Alternately tearful and smiling, Kentucky county court clerk Kim Davis, who had been jailed after refusing to issue marriage licenses to same-sex couples, told a crowd of more than a thousand supporters to “keep on pressing” after her release Tuesday.

“I just want to give God his glory,” said Davis, who is an Apostolic Christian. Holding religious signs in front of the Carter County Detention Center in Grayson, Kentucky, and singing religious songs, her supporters cheered.

Davis' release came as a happy surprise to them. They gathered for a rally with Republican presidential candidate Mike Huckabee, who was standing by Davis’ side when she spoke. Huckabee called Davis an incredibly brave lady.

“I told Kim today that she has shown more courage than almost any politician I know, and most any pastor I know, because she has not only said something, she has been willing to put her life at risk," Huckabee said.

Huckabee, a Baptist minister and former governor of Arkansas, told Davis' supporters that she "has ignited something across this country where people are tired of the tyranny of judicial action that takes people's freedoms away, takes their basic fundamental constitutional rights and puts them in jeopardy, and a tyranny of a legislative court that believes that can it make up law and somehow find a way to enforce it."

Huckabee and fellow Republican presidential candidate Ted Cruz had planned jailhouse visits before Davis was ordered released.

Case not closed

U.S. District Judge David Bunning ordered Davis jailed for contempt of court when she refused to issue same-sex marriage licenses because of her religious convictions. Davis' release after six days in jail was possible, the judge said, because five of her six deputy clerks in Rowan County "stated under oath they would comply with the court's order and issue marriage certificates to all legally eligible couples." The sixth deputy clerk is Davis' son, and he has not been granting licenses.

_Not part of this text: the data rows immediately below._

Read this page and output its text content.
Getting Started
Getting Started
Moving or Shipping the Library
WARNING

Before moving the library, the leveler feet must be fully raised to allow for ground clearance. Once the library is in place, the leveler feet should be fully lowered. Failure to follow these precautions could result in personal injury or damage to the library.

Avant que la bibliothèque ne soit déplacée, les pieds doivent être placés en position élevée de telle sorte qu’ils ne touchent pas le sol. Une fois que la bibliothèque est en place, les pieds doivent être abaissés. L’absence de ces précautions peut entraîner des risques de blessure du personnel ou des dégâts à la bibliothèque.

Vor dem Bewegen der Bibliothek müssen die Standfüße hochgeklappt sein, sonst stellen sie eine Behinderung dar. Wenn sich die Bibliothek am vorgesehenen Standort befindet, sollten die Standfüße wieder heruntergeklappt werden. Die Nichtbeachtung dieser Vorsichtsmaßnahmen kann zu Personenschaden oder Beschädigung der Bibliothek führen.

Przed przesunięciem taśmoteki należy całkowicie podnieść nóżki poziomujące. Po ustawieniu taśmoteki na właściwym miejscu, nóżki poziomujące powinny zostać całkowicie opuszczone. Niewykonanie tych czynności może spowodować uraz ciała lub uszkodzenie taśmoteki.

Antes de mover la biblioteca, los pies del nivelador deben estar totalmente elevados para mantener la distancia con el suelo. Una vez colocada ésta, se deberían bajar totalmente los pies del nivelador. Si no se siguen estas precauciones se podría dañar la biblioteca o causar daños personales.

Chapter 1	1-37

Bunning made clear as he released Davis that she was not to interfere “in any way, directly or indirectly,” with the efforts of her deputy clerks to issue marriage licenses to gay couples.

Davis is expected to return to work in a few days — and what then?

“Kim Davis will not violate her conscience,” her attorney, Mat Staver, said, adding that her conscience had not changed after six days in jail.

Staver is chairman of the Liberty Council, a religious-rights group that is providing legal counsel to Davis. He said the court order did not resolve the underlying issue.

“Kim Davis has asked for a very simple accommodation — remove her name and her authority from the marriage certificates — and that is what we’ve asked from the very beginning," Staver said. "Kim still is asking for that today and will continue to ask in the future.”

What this means in the face of Bunning’s order for Davis not to interfere is not clear. “You’ll find out in the near future,” Staver told reporters in front of the detention center.

But analysts said removing Davis’ name from the certificates was not at all a simple request because county clerks by legal definition are required to grant marriage licenses.

“As county clerk, I am responsible for providing many services to the people of Rowan County,” Davis writes on the county website. “These duties include general categories of clerical duties of the fiscal court: issuing and registering, recording and keeping various legal records, registering and purging voter rolls, and conducting election duties and tax duties.”

Elected last November by a slim majority of Rowan County’s 23,000 residents, Davis still has more than three years to serve as county clerk.

Was it worth it?

The U.S. Supreme Court legalized same-sex marriage in a ruling in June, making it the law of the land.

“While Davis has the right to believe whatever she likes, as a public official, she has no legal basis to refuse to follow the Supreme Court’s ruling,” said Sarah Warbelow of the Human Rights Campaign, a civil rights organization that promotes gay and transgender equality.

But Davis has said she is subject to a higher law, and that God will sanction marriage only between a man and a woman.

She was headed home after her release to spend time with her husband, whom she has barely seen in six days, and to sleep in her own bed.

But when asked by a reporter outside the detention center whether spending six days in custody was “worth it,” Davis nodded her head yes.